In June, OneMarket was spun out from Westfield-Unibail-Rodamco, the world’s largest retail property developer. OneMarket was established last year from Westfield Labs and Westfield Retail Solutions, which were internal innovation engines for the Australian retail giant.
However, Westfield felt the advantages of new technology were much greater when applied more widely than just to its own shopping centres and their tenants. “Retailers, brands and venues need to come together to unlock the power of shared consumer knowledge to deliver more innovative, more engaging shopping experiences.
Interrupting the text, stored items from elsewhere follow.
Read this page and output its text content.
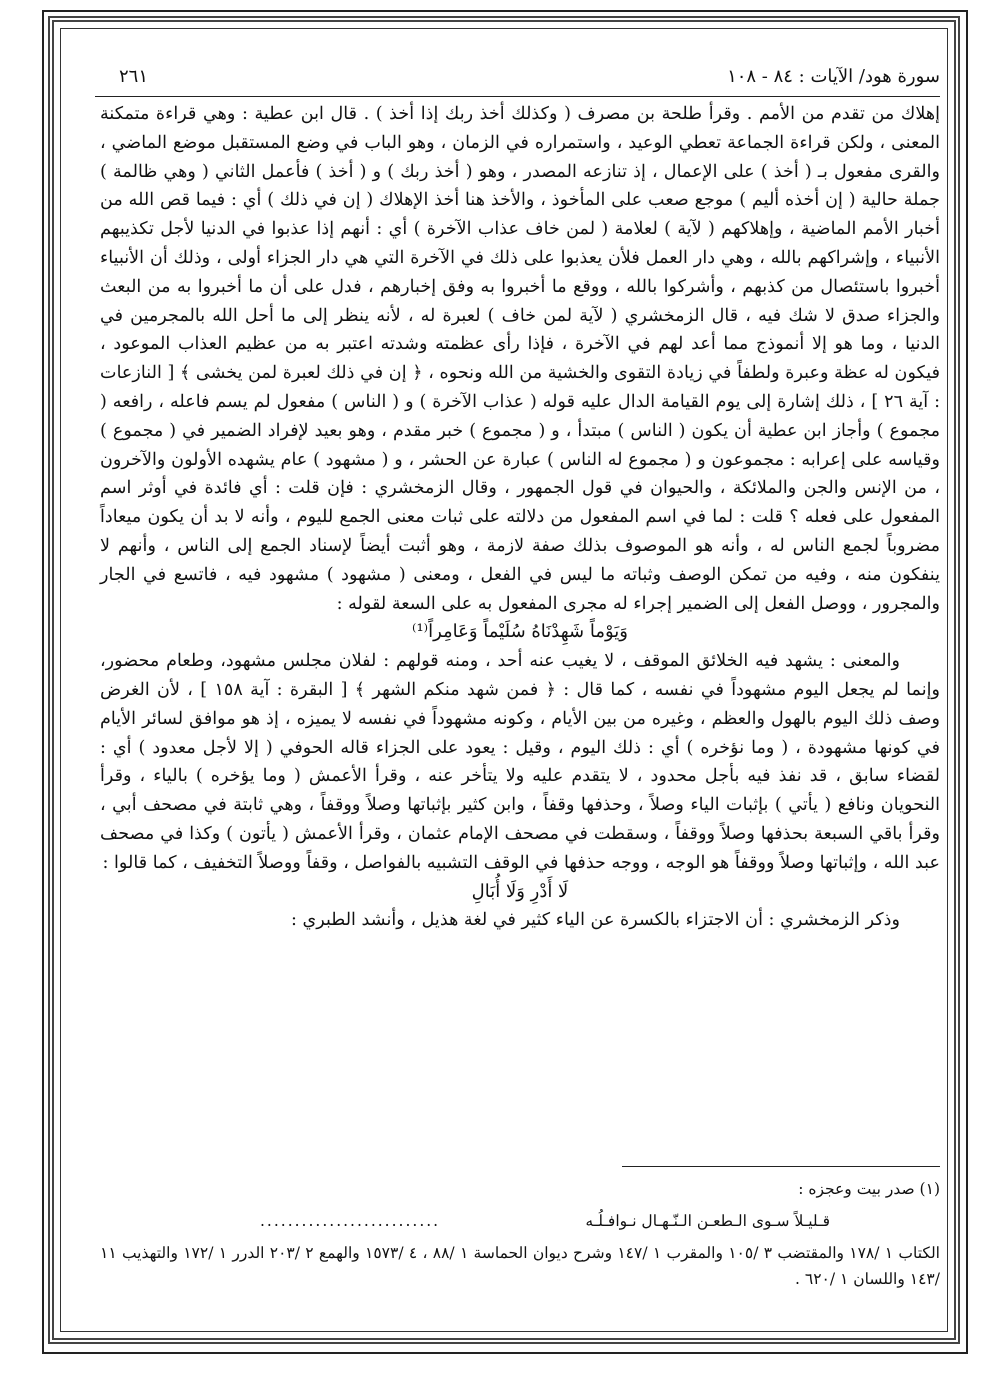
سورة هود/ الآيات : ٨٤ - ١٠٨
٢٦١

إهلاك من تقدم من الأمم . وقرأ طلحة بن مصرف ( وكذلك أخذ ربك إذا أخذ ) . قال ابن عطية : وهي قراءة متمكنة المعنى ، ولكن قراءة الجماعة تعطي الوعيد ، واستمراره في الزمان ، وهو الباب في وضع المستقبل موضع الماضي ، والقرى مفعول بـ ( أخذ ) على الإعمال ، إذ تنازعه المصدر ، وهو ( أخذ ربك ) و ( أخذ ) فأعمل الثاني ( وهي ظالمة ) جملة حالية ( إن أخذه أليم ) موجع صعب على المأخوذ ، والأخذ هنا أخذ الإهلاك ( إن في ذلك ) أي : فيما قص الله من أخبار الأمم الماضية ، وإهلاكهم ( لآية ) لعلامة ( لمن خاف عذاب الآخرة ) أي : أنهم إذا عذبوا في الدنيا لأجل تكذيبهم الأنبياء ، وإشراكهم بالله ، وهي دار العمل فلأن يعذبوا على ذلك في الآخرة التي هي دار الجزاء أولى ، وذلك أن الأنبياء أخبروا باستئصال من كذبهم ، وأشركوا بالله ، ووقع ما أخبروا به وفق إخبارهم ، فدل على أن ما أخبروا به من البعث والجزاء صدق لا شك فيه ، قال الزمخشري ( لآية لمن خاف ) لعبرة له ، لأنه ينظر إلى ما أحل الله بالمجرمين في الدنيا ، وما هو إلا أنموذج مما أعد لهم في الآخرة ، فإذا رأى عظمته وشدته اعتبر به من عظيم العذاب الموعود ، فيكون له عظة وعبرة ولطفاً في زيادة التقوى والخشية من الله ونحوه ، ﴿ إن في ذلك لعبرة لمن يخشى ﴾ [ النازعات : آية ٢٦ ] ، ذلك إشارة إلى يوم القيامة الدال عليه قوله ( عذاب الآخرة ) و ( الناس ) مفعول لم يسم فاعله ، رافعه ( مجموع ) وأجاز ابن عطية أن يكون ( الناس ) مبتدأ ، و ( مجموع ) خبر مقدم ، وهو بعيد لإفراد الضمير في ( مجموع ) وقياسه على إعرابه : مجموعون و ( مجموع له الناس ) عبارة عن الحشر ، و ( مشهود ) عام يشهده الأولون والآخرون ، من الإنس والجن والملائكة ، والحيوان في قول الجمهور ، وقال الزمخشري : فإن قلت : أي فائدة في أوثر اسم المفعول على فعله ؟ قلت : لما في اسم المفعول من دلالته على ثبات معنى الجمع لليوم ، وأنه لا بد أن يكون ميعاداً مضروباً لجمع الناس له ، وأنه هو الموصوف بذلك صفة لازمة ، وهو أثبت أيضاً لإسناد الجمع إلى الناس ، وأنهم لا ينفكون منه ، وفيه من تمكن الوصف وثباته ما ليس في الفعل ، ومعنى ( مشهود ) مشهود فيه ، فاتسع في الجار والمجرور ، ووصل الفعل إلى الضمير إجراء له مجرى المفعول به على السعة لقوله :

وَيَوْماً شَهِدْنَاهُ سُلَيْماً وَعَامِراً⁽¹⁾

والمعنى : يشهد فيه الخلائق الموقف ، لا يغيب عنه أحد ، ومنه قولهم : لفلان مجلس مشهود، وطعام محضور، وإنما لم يجعل اليوم مشهوداً في نفسه ، كما قال : ﴿ فمن شهد منكم الشهر ﴾ [ البقرة : آية ١٥٨ ] ، لأن الغرض وصف ذلك اليوم بالهول والعظم ، وغيره من بين الأيام ، وكونه مشهوداً في نفسه لا يميزه ، إذ هو موافق لسائر الأيام في كونها مشهودة ، ( وما نؤخره ) أي : ذلك اليوم ، وقيل : يعود على الجزاء قاله الحوفي ( إلا لأجل معدود ) أي : لقضاء سابق ، قد نفذ فيه بأجل محدود ، لا يتقدم عليه ولا يتأخر عنه ، وقرأ الأعمش ( وما يؤخره ) بالياء ، وقرأ النحويان ونافع ( يأتي ) بإثبات الياء وصلاً ، وحذفها وقفاً ، وابن كثير بإثباتها وصلاً ووقفاً ، وهي ثابتة في مصحف أبي ، وقرأ باقي السبعة بحذفها وصلاً ووقفاً ، وسقطت في مصحف الإمام عثمان ، وقرأ الأعمش ( يأتون ) وكذا في مصحف عبد الله ، وإثباتها وصلاً ووقفاً هو الوجه ، ووجه حذفها في الوقف التشبيه بالفواصل ، وقفاً ووصلاً التخفيف ، كما قالوا :

لَا أَدْرِ وَلَا أُبَالِ

وذكر الزمخشري : أن الاجتزاء بالكسرة عن الياء كثير في لغة هذيل ، وأنشد الطبري :

(١) صدر بيت وعجزه :

قـليـلاً سـوى الـطعـن الـنّـهـال نـوافـلُـه
..........................

الكتاب ١ /١٧٨ والمقتضب ٣ /١٠٥ والمقرب ١ /١٤٧ وشرح ديوان الحماسة ١ /٨٨ ، ٤ /١٥٧٣ والهمع ٢ /٢٠٣ الدرر ١ /١٧٢ والتهذيب ١١ /١٤٣ واللسان ١ /٦٢٠ .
Collaboration is today’s competitive advantage,” the company says.
The company is focusing on key areas including: identifying consumers, communicating with consumers, location data and what it calls “logic capabilities”, algorithms which can use that data to provide “predictive insights” about consumer behaviour to participants in its network.
OneMarket has so far launched five products, including live receipts, which creates interactive digital receipts, which allow retailers and shopping venues to engage shoppers after a transaction both online and in-store, and a shopper profile product which will allow retailers and malls to “access and download individual shopper profiles of consumers with a unique identifier and multiple behavioural and purchase attributes”.
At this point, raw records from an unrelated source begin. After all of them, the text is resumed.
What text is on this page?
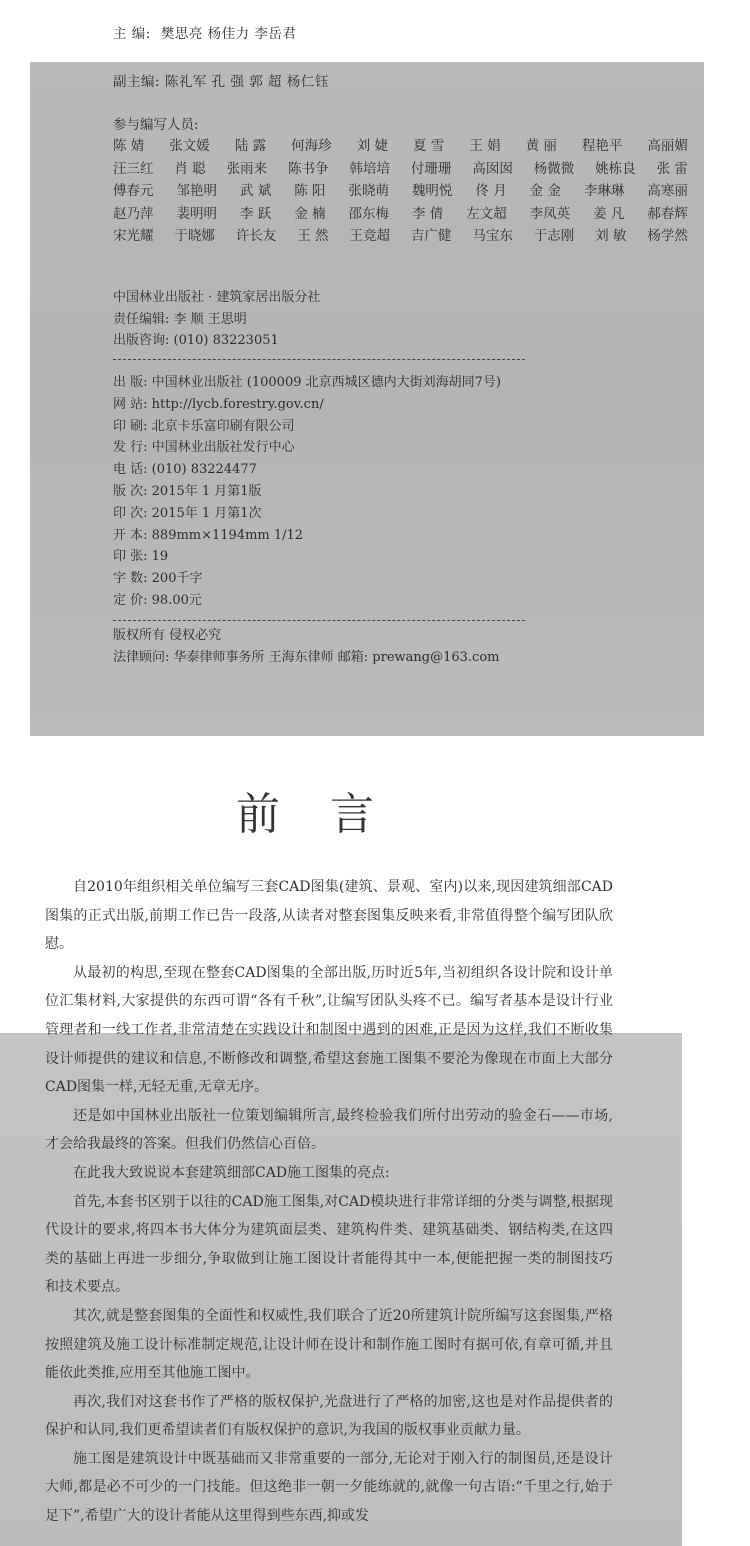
主 编: 樊思亮 杨佳力 李岳君

副主编: 陈礼军 孔 强 郭 超 杨仁钰

参与编写人员:
陈 婧 张文媛 陆 露 何海珍 刘 婕 夏 雪 王 娟 黄 丽 程艳平 高丽媚
汪三红 肖 聪 张雨来 陈书争 韩培培 付珊珊 高囡囡 杨微微 姚栋良 张 雷
傅春元 邹艳明 武 斌 陈 阳 张晓萌 魏明悦 佟 月 金 金 李琳琳 高寒丽
赵乃萍 裴明明 李 跃 金 楠 邵东梅 李 倩 左文超 李凤英 姜 凡 郝春辉
宋光耀 于晓娜 许长友 王 然 王竞超 吉广健 马宝东 于志刚 刘 敏 杨学然
中国林业出版社 · 建筑家居出版分社
责任编辑: 李 顺 王思明
出版咨询: (010) 83223051
出 版: 中国林业出版社 (100009 北京西城区德内大街刘海胡同7号)
网 站: http://lycb.forestry.gov.cn/
印 刷: 北京卡乐富印刷有限公司
发 行: 中国林业出版社发行中心
电 话: (010) 83224477
版 次: 2015年 1 月第1版
印 次: 2015年 1 月第1次
开 本: 889mm×1194mm 1/12
印 张: 19
字 数: 200千字
定 价: 98.00元
版权所有 侵权必究
法律顾问: 华泰律师事务所 王海东律师 邮箱: prewang@163.com
前言

自2010年组织相关单位编写三套CAD图集(建筑、景观、室内)以来,现因建筑细部CAD图集的正式出版,前期工作已告一段落,从读者对整套图集反映来看,非常值得整个编写团队欣慰。

从最初的构思,至现在整套CAD图集的全部出版,历时近5年,当初组织各设计院和设计单位汇集材料,大家提供的东西可谓“各有千秋”,让编写团队头疼不已。编写者基本是设计行业管理者和一线工作者,非常清楚在实践设计和制图中遇到的困难,正是因为这样,我们不断收集设计师提供的建议和信息,不断修改和调整,希望这套施工图集不要沦为像现在市面上大部分CAD图集一样,无轻无重,无章无序。

还是如中国林业出版社一位策划编辑所言,最终检验我们所付出劳动的验金石——市场,才会给我最终的答案。但我们仍然信心百倍。

在此我大致说说本套建筑细部CAD施工图集的亮点:

首先,本套书区别于以往的CAD施工图集,对CAD模块进行非常详细的分类与调整,根据现代设计的要求,将四本书大体分为建筑面层类、建筑构件类、建筑基础类、钢结构类,在这四类的基础上再进一步细分,争取做到让施工图设计者能得其中一本,便能把握一类的制图技巧和技术要点。

其次,就是整套图集的全面性和权威性,我们联合了近20所建筑计院所编写这套图集,严格按照建筑及施工设计标准制定规范,让设计师在设计和制作施工图时有据可依,有章可循,并且能依此类推,应用至其他施工图中。

再次,我们对这套书作了严格的版权保护,光盘进行了严格的加密,这也是对作品提供者的保护和认同,我们更希望读者们有版权保护的意识,为我国的版权事业贡献力量。

施工图是建筑设计中既基础而又非常重要的一部分,无论对于刚入行的制图员,还是设计大师,都是必不可少的一门技能。但这绝非一朝一夕能练就的,就像一句古语:“千里之行,始于足下”,希望广大的设计者能从这里得到些东西,抑或发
The company is mainly targeting malls and retailers in the US and Western Europe, but is expected to turn its attention to Asia Pacific, where consumers are mobile-savvy and inclined to share their information, in time.
However the company’s major challenge – in common with many other tech firms – is that it is burning cash at a rate of A$6.9m per month. The post-demerger cash pile of A$166m will last until the end of next year, but OneMarket may raise more equity before then.
It’s not just OneMarket, a substantial part of the proptech business is focusing on the retail sector, the first segment of the real estate market to take a hit from e-commerce and thus a sector which has had to be ahead of the game.
Chinese firms Dalian Wanda, Tencent Holdings, and Gaopeng plan to launch a tech joint venture “that will integrate online and offline businesses”. The trio’s plans are not dissimilar to OneMarket’s, in that they plan to network offline shopping data from Wanda Plazas with online data from Tencent’s social media and e-commerce platforms.
Meanwhile, US proptech private equity firm Fifth Wall Ventures has just raised $60m for a new retail proptech-focused vehicle. In the past, Fifth Wall has raised equity from real estate firms including Hines and Prologis.